The City of Berkeley has an excellent police force, whose dedicated officers truly care about the community they serve. Over the past decade, crime rates in our city have dropped significantly, reflecting a national trend. However, this success has been tempered by an increase in the homeless population, which has diverted officer resources and left less time for patrols and special investigations. The Mayor understands that public safety is at the core of a thriving community and is committed to helping the Berkeley Police Department attract new officers.

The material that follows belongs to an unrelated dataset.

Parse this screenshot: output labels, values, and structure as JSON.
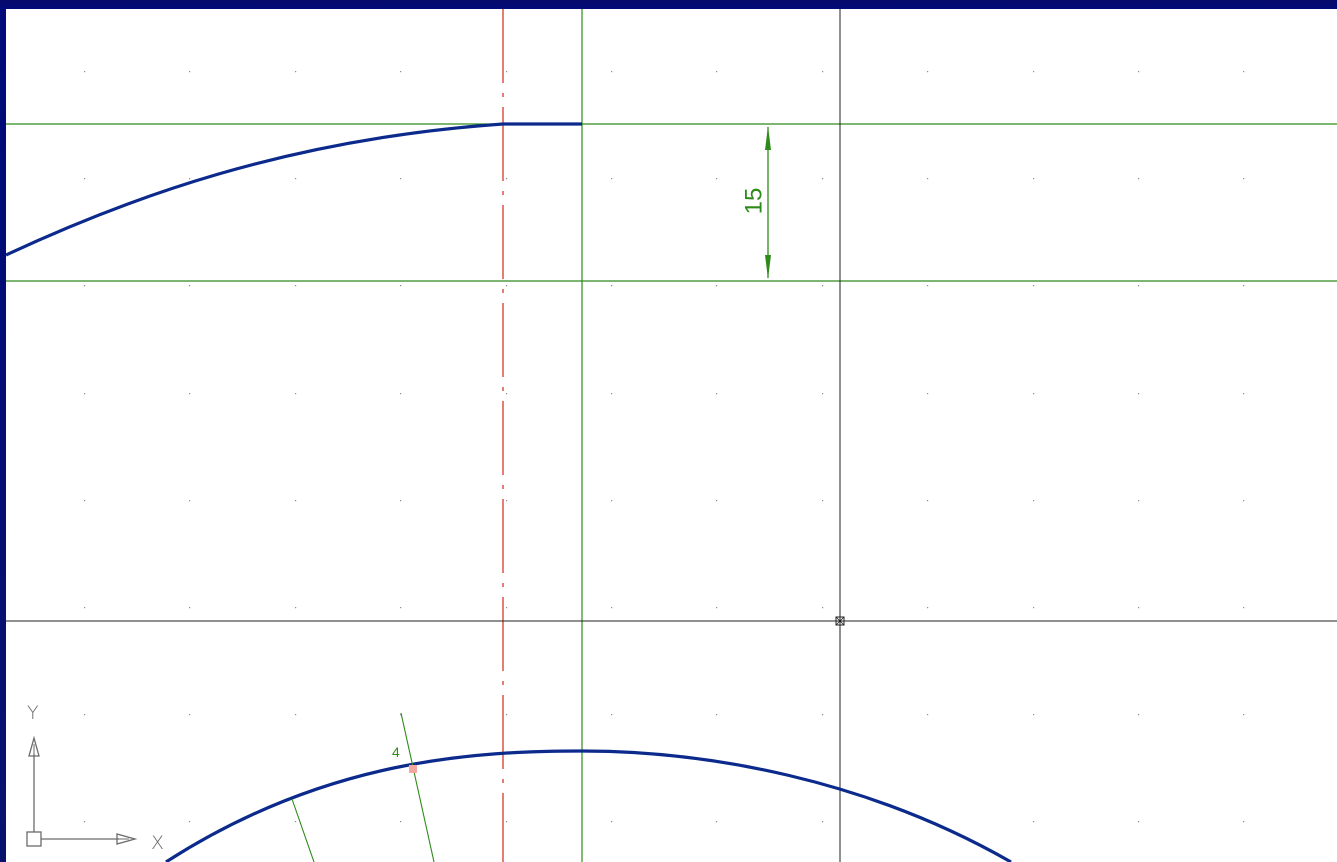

Strengthening Community Relationships
In 2014, the Mayor introduced legislation to outfit every BPD officer with a body camera as a way of increasing trust between police and residents, and adding transparency to police work. Body cameras have been shown to decrease misconduct and use of force incidents, and will be required whenever police engage in a traffic stop or have other interactions with residents. The Mayor also hopes that body cameras will reduce the racial disparities in police stops, searches and uses of force by the department identified in a 2016 report by the Center of Policing Equity, a non-partisan think tank.
Commitment to Restorative Justice
As part of his commitment to Berkeley’s young people, Mayor Arreguin is also working to expand restorative justice programs to divert young and non-violent offenders from the criminal justice system and give them a chance to learn from their mistakes. Our youth are our future and we must make sure that each and every one of them is given ample opportunity to succeed.